The movies in this Steve McQueen phase of his career pretty much all consist of Wang Yu acting cocky, talking shit, and kicking a lot of dudes’ asses. Which, minus all the intrigue, (At one point Wang Yu has four different women working for him, none of which know about the other), is a pretty good description of this film. But part of this Steve McQueen persona was the complete ditching of the almost pious characters he played in his earlier pictures. Not to mention his wonderful innocence in the first “One-Armed Swordsman” film that deservedly made him a superstar. To be replaced by an arrogant son of a bitch, who talks shit to your face, in front of your minions, as he pops peanuts in his mouth, before he slaps you across the room. A bastard who makes such an impression kicking your ass, your boss not only doesn’t avenge your treatment, he hires Wang Yu, and makes him your boss. And no film better demonstrates this Jimmy Wang McQueen style than “A Man Called Tiger” (naturally there’s nobody in the movie called Tiger).

Lo Wei’s film has a lot of attractive elements. Chief amongst them being its Japanese Yakuza milieu, which gives it a very different look than any other Hong Kong martial art film of this period. Wang Yu doesn’t go into full on Chinese avenger mode till about halfway through the picture. So the whole first half is a straight up Chinese made Japanese Yakuza flick. In fact with its Yakuza setting, Wang Yu’s bounding performance, and fights that turn into bloody mayhem, it’s much closer to a Sonny Chiba picture of the era. I bring up Sonny Chiba because the number Wang Yu does on both rival Yakuza gangs, all to clear his father’s name, is as bad as if Sonny Chiba’s Terry Tsurugi (his great antihero character from “The Streetfighter” movies) had been hired to break up both gangs.
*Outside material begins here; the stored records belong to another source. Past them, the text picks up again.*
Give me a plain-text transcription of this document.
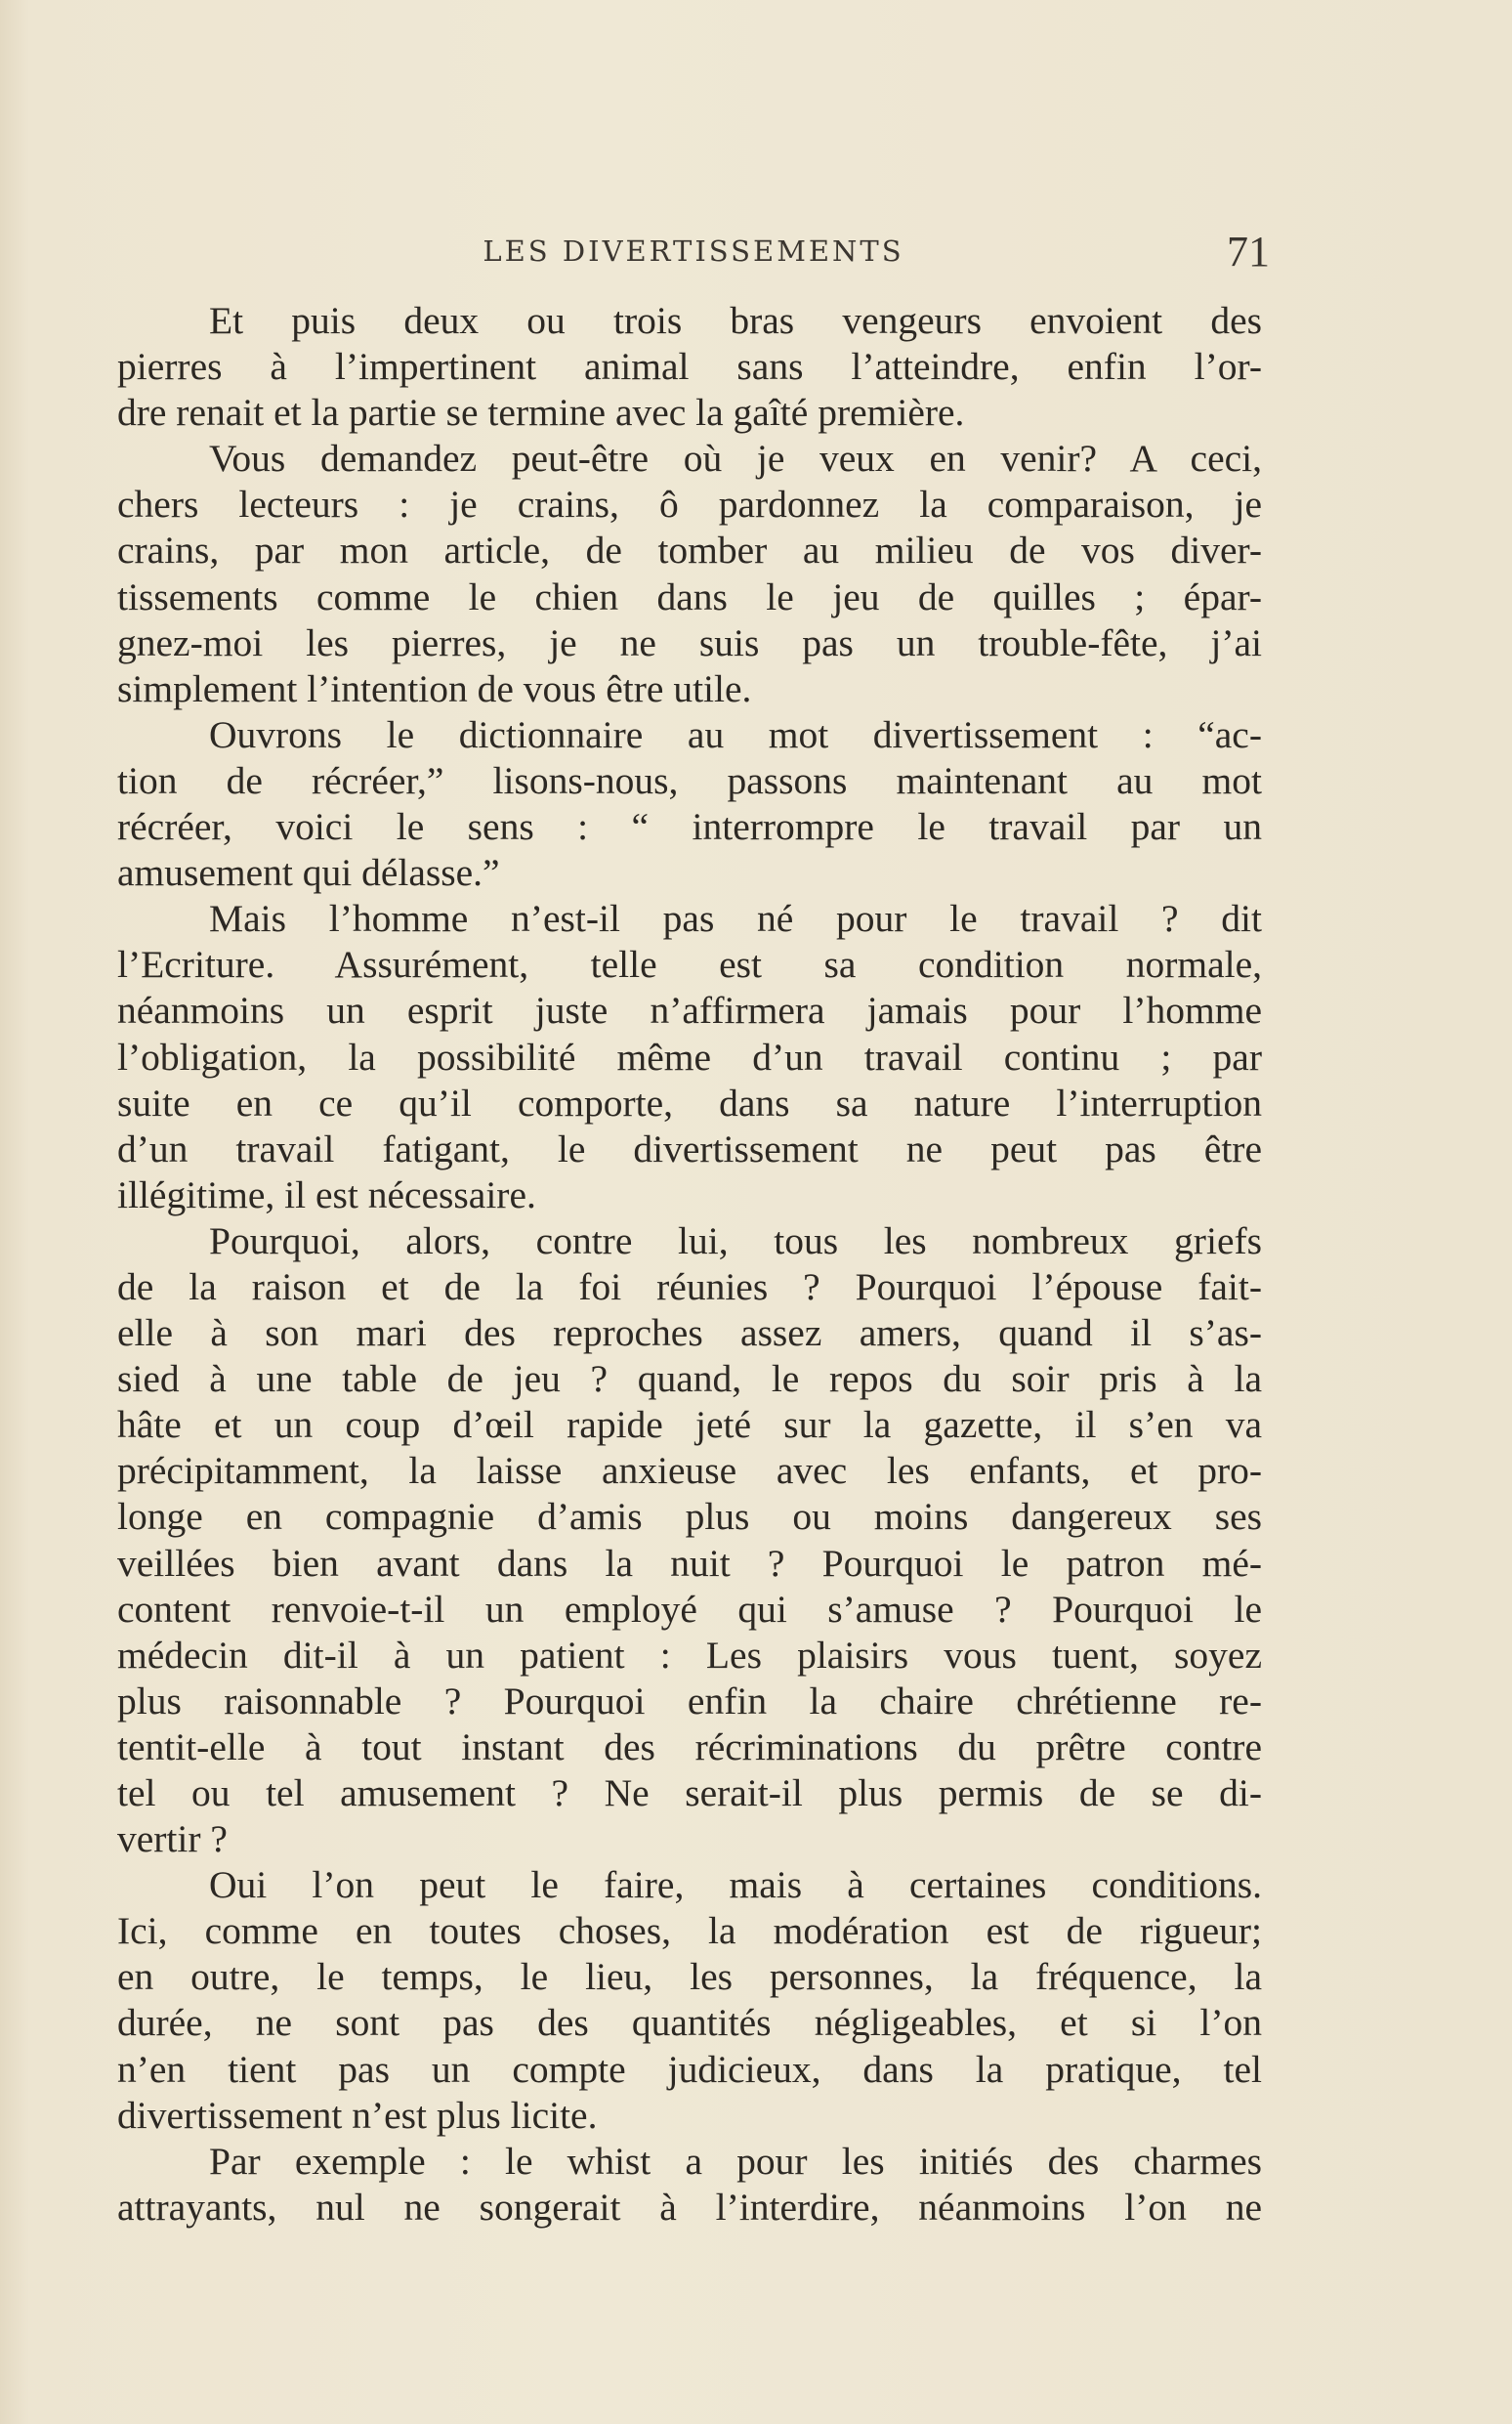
LES DIVERTISSEMENTS	71
Et puis deux ou trois bras vengeurs envoient des
pierres à l’impertinent animal sans l’atteindre, enfin l’or-
dre renait et la partie se termine avec la gaîté première.
Vous demandez peut-être où je veux en venir? A ceci,
chers lecteurs : je crains, ô pardonnez la comparaison, je
crains, par mon article, de tomber au milieu de vos diver-
tissements comme le chien dans le jeu de quilles ; épar-
gnez-moi les pierres, je ne suis pas un trouble-fête, j’ai
simplement l’intention de vous être utile.
Ouvrons le dictionnaire au mot divertissement : “ac-
tion de récréer,” lisons-nous, passons maintenant au mot
récréer, voici le sens : “ interrompre le travail par un
amusement qui délasse.”
Mais l’homme n’est-il pas né pour le travail ? dit
l’Ecriture. Assurément, telle est sa condition normale,
néanmoins un esprit juste n’affirmera jamais pour l’homme
l’obligation, la possibilité même d’un travail continu ; par
suite en ce qu’il comporte, dans sa nature l’interruption
d’un travail fatigant, le divertissement ne peut pas être
illégitime, il est nécessaire.
Pourquoi, alors, contre lui, tous les nombreux griefs
de la raison et de la foi réunies ? Pourquoi l’épouse fait-
elle à son mari des reproches assez amers, quand il s’as-
sied à une table de jeu ? quand, le repos du soir pris à la
hâte et un coup d’œil rapide jeté sur la gazette, il s’en va
précipitamment, la laisse anxieuse avec les enfants, et pro-
longe en compagnie d’amis plus ou moins dangereux ses
veillées bien avant dans la nuit ? Pourquoi le patron mé-
content renvoie-t-il un employé qui s’amuse ? Pourquoi le
médecin dit-il à un patient : Les plaisirs vous tuent, soyez
plus raisonnable ? Pourquoi enfin la chaire chrétienne re-
tentit-elle à tout instant des récriminations du prêtre contre
tel ou tel amusement ? Ne serait-il plus permis de se di-
vertir ?
Oui l’on peut le faire, mais à certaines conditions.
Ici, comme en toutes choses, la modération est de rigueur;
en outre, le temps, le lieu, les personnes, la fréquence, la
durée, ne sont pas des quantités négligeables, et si l’on
n’en tient pas un compte judicieux, dans la pratique, tel
divertissement n’est plus licite.
Par exemple : le whist a pour les initiés des charmes
attrayants, nul ne songerait à l’interdire, néanmoins l’on ne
The whole revenge for my father routine is a soft cock idea, only put there so Wang Yu’s unlikeable character seems more sympathetic. But there’s nothing sympathetic at all about this guy, he’s a real fuckin’ bastard. In one scene Wang Yu, in a “Mean Streets” – like red lit bar, busts a bottle on the bar and grinds the broken end in one of the gang’s face, as he lays out his threats. And like Chiba’s Terry Tsurugi, what we (the audience) like about him is we don’t like him. In fact in his ruthlessness, if not his wit, he actually reminds you of the savage plots Simon Templar would hatch in Leslie Charters The Saint novels, especially “The Saint in New York” (always more of a bastard, and more deadly in the novels then in other media interpretations). Also, with its emphasis on the crime film aspect, it can’t help but bring to mind Italian Sergio Martino’s directed Luc Merenda policer/mafia pictures. It even has a halfhearted Martino-like car chase (a rarity in Kung Fu flicks of the day).

For most of the movie it looks like a Japanese Yakuza film, plays like an Italian gangster film, and has the fight every ten minutes pace of a Hong Kong chop socky pic, until suddenly, without any proper set up, we find ourselves into the beginning of the film’s extended climax. The climax revolves around a gambling table sequence, involving the same dice game they play in “God of Gamblers” (with a lot of the same fancy dice in cup flair), between the two different set of villains and a high roller played (very well) by director Lo Wei. Wang Yu sits back as a spectator for most of the game. Having the films two villains face off against each other in a suspenseful gambling scene is a fresh idea. And Lo Wei commits to staging this sequence for all it’s worth. You actually feel the pace of the film shift from a fight every ten minutes chop socky flick, to a slower, more serious dramatic storytelling rhythm. This gambling scene (which at one point actually manages to get all the film’s characters into the same room) eventually, after much suspenseful intrigue, leads to the film’s bloody climax, where a bunch of goons attack Wang Yu with axes and hatchets. And as opposed to most films, the axes often times hit their target, spraying blood all over the screen, the set, and Wang Yu’s wardrobe. All ending with a magnificent slow motion final kick to head, that’s as good as I’ve ever seen. When it comes to bloody mayhem, it’s on par with the climax of DePalma’s “Scarface” and the Candyland shoot out in my “Django Unchained”.